La société de courses parisienne compte se poser
en pôle de concentration du secteur. ATV est en pourparlers
« avancés » avec trois cibles
Comme Charles Beigbeder il y a quelques jours avec Poweo, Julien
Cohen, fondateur et PDG de la société de courses parisienne
A Toute Vitesse (ATV), vient pour la seconde fois en Bourse pour
lever des fonds. Chargé de l’introduction au Nouveau
Marché en 1998 de l’opérateur de télécommunications
Western Telecom (22,56 millions d’euros levés) en tant
que directeur général et directeur financier, le dirigeant
veut cette fois récolter environ 1 million d’euros
sur le Marché Libre en janvier 2004. L’entrepreneur
reste toutefois suspendu à la délivrance du visa de
l’AMF, qui pourrait intervenir « dans quelques jours
».
Ces fonds sont destinés à financer les acquisitions
projetées par ATV dans le but de devenir le numéro
1 d’un secteur morcelé, devant l’actuel leader
Top Chrono, racheté fin 2003 par Chronopost (La Poste).

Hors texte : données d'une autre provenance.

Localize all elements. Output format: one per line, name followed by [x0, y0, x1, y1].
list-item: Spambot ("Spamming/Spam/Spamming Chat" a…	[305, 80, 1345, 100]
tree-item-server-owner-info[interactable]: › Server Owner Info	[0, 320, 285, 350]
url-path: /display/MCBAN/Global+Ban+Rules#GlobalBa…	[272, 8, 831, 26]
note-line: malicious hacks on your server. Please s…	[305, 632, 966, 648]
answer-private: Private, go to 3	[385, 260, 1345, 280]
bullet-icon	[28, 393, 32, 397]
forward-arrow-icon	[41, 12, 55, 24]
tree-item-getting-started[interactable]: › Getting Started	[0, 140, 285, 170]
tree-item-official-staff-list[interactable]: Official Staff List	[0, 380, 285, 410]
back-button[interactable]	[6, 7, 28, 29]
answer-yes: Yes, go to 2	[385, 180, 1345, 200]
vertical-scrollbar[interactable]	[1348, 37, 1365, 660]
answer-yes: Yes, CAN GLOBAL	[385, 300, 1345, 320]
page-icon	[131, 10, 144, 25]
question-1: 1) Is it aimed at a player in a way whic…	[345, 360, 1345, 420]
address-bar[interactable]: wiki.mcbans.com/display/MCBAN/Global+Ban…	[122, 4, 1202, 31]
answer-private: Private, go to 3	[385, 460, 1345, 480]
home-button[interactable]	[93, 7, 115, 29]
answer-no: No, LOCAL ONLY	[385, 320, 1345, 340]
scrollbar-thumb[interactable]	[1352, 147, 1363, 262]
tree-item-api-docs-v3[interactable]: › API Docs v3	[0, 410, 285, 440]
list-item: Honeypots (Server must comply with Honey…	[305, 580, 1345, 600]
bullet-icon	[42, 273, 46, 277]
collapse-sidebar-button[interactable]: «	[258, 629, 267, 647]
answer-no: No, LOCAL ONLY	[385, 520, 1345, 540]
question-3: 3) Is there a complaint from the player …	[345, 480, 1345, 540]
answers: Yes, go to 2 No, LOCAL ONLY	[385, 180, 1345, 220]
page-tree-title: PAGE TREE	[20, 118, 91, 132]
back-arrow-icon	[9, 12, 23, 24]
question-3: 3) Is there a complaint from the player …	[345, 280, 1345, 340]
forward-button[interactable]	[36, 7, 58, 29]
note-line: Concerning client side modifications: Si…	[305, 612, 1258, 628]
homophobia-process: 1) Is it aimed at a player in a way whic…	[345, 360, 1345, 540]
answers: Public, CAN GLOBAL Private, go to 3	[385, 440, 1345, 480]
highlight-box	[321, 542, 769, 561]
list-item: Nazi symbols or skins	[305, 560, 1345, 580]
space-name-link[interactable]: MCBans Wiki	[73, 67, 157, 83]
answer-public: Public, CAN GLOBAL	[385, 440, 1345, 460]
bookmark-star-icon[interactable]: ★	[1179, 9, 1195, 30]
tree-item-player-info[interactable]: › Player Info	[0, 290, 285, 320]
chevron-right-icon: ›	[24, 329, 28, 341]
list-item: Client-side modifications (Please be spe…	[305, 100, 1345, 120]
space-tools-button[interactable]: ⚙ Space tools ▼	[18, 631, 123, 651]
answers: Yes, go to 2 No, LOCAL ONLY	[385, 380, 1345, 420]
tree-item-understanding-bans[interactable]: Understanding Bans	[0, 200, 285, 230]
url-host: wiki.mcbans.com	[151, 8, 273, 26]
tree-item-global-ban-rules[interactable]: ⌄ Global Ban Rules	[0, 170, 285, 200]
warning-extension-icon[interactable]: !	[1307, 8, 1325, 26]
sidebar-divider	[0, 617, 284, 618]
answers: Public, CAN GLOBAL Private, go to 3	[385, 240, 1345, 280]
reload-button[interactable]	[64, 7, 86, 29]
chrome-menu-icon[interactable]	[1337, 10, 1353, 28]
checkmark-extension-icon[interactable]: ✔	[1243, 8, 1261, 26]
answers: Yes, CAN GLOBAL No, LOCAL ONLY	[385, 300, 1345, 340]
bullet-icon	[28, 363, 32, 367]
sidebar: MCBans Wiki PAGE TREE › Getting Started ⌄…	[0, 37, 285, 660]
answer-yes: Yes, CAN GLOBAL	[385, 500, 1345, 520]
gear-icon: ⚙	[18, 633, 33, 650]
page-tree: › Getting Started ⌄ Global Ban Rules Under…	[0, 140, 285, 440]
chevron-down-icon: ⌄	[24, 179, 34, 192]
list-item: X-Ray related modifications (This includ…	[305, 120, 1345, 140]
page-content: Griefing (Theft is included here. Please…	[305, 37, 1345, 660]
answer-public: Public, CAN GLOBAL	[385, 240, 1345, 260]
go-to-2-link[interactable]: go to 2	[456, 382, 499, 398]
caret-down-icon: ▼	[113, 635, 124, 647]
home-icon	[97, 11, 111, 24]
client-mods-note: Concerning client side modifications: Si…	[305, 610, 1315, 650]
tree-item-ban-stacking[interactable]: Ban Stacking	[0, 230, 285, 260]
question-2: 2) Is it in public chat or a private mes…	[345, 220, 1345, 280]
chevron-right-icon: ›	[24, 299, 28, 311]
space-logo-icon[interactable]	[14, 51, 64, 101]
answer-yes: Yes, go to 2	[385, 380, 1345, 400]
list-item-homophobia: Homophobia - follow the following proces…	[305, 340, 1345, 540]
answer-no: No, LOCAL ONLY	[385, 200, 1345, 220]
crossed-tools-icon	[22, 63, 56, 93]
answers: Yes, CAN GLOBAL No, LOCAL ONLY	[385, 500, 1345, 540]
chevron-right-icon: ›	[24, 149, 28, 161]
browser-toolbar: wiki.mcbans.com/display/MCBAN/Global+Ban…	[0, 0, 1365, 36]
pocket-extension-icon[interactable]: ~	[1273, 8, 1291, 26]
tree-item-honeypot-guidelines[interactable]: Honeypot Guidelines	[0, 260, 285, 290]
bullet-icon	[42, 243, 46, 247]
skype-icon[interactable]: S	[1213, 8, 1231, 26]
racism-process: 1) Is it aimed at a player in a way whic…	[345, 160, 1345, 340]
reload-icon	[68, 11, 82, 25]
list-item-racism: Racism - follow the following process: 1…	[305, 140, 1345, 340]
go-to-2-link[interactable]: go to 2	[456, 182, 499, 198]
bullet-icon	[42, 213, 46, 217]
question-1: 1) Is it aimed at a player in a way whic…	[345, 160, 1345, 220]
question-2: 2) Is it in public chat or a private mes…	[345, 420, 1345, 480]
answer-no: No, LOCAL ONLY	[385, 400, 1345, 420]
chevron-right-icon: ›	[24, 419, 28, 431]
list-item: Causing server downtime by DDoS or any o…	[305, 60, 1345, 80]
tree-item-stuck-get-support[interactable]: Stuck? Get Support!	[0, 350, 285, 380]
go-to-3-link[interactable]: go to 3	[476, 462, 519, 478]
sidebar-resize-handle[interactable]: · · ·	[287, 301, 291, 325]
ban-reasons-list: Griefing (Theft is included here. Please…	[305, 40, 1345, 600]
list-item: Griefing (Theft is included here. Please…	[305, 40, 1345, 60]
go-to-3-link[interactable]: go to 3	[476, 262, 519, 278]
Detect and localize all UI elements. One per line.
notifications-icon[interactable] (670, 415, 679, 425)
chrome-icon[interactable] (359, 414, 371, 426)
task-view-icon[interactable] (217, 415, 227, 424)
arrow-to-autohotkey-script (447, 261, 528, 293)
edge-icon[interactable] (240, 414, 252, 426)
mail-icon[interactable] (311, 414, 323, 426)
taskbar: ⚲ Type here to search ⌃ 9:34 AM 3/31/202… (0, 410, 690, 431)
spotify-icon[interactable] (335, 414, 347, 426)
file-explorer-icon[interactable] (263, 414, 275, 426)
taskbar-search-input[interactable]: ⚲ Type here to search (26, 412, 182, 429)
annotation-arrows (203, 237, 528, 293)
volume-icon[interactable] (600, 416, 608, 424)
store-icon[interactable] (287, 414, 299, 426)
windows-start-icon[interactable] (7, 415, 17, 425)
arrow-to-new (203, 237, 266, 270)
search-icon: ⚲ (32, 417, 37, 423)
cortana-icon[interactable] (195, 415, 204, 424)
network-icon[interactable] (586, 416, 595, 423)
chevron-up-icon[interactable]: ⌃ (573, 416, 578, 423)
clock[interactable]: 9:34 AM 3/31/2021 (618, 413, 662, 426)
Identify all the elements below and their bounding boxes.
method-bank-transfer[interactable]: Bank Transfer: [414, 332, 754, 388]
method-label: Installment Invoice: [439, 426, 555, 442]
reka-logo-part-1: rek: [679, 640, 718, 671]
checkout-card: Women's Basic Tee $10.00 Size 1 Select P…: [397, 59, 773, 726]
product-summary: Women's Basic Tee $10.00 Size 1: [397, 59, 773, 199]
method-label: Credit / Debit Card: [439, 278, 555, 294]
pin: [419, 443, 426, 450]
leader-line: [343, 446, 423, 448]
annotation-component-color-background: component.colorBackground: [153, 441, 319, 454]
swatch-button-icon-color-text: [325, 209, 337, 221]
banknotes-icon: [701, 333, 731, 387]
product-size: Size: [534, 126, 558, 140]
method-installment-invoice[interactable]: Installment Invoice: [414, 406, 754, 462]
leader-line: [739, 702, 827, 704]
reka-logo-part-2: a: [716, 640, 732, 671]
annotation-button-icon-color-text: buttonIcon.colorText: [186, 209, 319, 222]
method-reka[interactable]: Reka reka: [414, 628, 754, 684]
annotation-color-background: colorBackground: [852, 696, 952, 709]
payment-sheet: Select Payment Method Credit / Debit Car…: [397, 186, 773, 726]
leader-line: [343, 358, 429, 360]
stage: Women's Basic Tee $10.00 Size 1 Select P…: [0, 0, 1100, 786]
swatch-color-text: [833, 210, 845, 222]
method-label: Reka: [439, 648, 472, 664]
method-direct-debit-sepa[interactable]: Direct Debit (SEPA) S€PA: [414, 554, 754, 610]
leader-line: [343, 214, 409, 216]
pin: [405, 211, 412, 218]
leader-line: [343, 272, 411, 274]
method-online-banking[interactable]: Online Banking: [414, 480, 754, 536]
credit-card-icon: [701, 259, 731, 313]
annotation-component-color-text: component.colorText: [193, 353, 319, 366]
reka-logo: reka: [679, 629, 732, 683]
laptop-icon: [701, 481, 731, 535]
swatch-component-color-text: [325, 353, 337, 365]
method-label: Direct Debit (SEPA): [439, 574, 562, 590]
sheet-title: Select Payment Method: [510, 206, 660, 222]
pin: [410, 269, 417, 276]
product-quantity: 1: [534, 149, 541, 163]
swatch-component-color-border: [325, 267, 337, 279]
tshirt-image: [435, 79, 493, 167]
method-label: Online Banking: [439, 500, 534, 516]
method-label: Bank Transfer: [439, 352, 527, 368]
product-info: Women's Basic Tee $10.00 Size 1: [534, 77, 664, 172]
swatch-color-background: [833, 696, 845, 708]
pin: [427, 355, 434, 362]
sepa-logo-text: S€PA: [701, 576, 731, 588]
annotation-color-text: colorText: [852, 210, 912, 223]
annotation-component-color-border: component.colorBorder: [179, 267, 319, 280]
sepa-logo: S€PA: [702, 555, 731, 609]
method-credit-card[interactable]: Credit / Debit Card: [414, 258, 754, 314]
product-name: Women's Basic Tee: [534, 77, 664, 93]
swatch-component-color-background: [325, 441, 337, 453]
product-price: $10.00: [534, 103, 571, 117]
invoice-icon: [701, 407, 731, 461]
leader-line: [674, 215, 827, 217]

« Nous intervenons sur le marché francilien des services
de coursiers, estimé à 500 millions d’euros,
qui compte 700 acteurs et 8.000 salariés dont une trentaine
au-dessus de 1,5 million d’euros de chiffre d’affaires.
Or, nombre d’entre eux, généralement indépendants,
sont fatigués et surmenés. Nous nous proposons donc
de prendre le relais de ces acteurs », explique Julien Cohen.
Ce dernier indique être en discussion « extrêmement
avancées » avec trois intervenants.
Grâce à ces acquisitions, la PME (55 personnes) vise
en 2004 un chiffre d’affaires de 4,35 millions d’euros
(dont 2,2 à 2,3 millions d’euros à périmètre
constant), soit une croissance de 240 % par rapport à 2003
(+ 22-25 % à périmètre constant) pour une marge
opérationnelle de 18,2 % (13,5 % en 2003). Ces velléités
de croissance externe entrent toutefois en contradiction avec les
principes de recrutement d’ATV, qui forme systématiquement
des novices afin de trancher avec l’image traditionnelle des
coursiers. « Nous allons transposer notre organisation chez
les sociétés acquises, se défend Julien Cohen.
Nous sommes structurés autour de cellules de quinze à
vingt coursiers gérés par un coordinateur. Nous pouvons
dupliquer ce principe à l’infini. »
ATV tient donc à sa spécificité, entretenue
par la campagne de communication lancée en 2002 sur les véhicules
quatre roues de sa flotte, recouverts des visuels représentant
ses coursiers presque dénudés, façon Full Monty.
Julien Cohen indique avoir conquis 180 clients (sur 650 aujourd’hui)
rien qu’avec sa campagne de communication.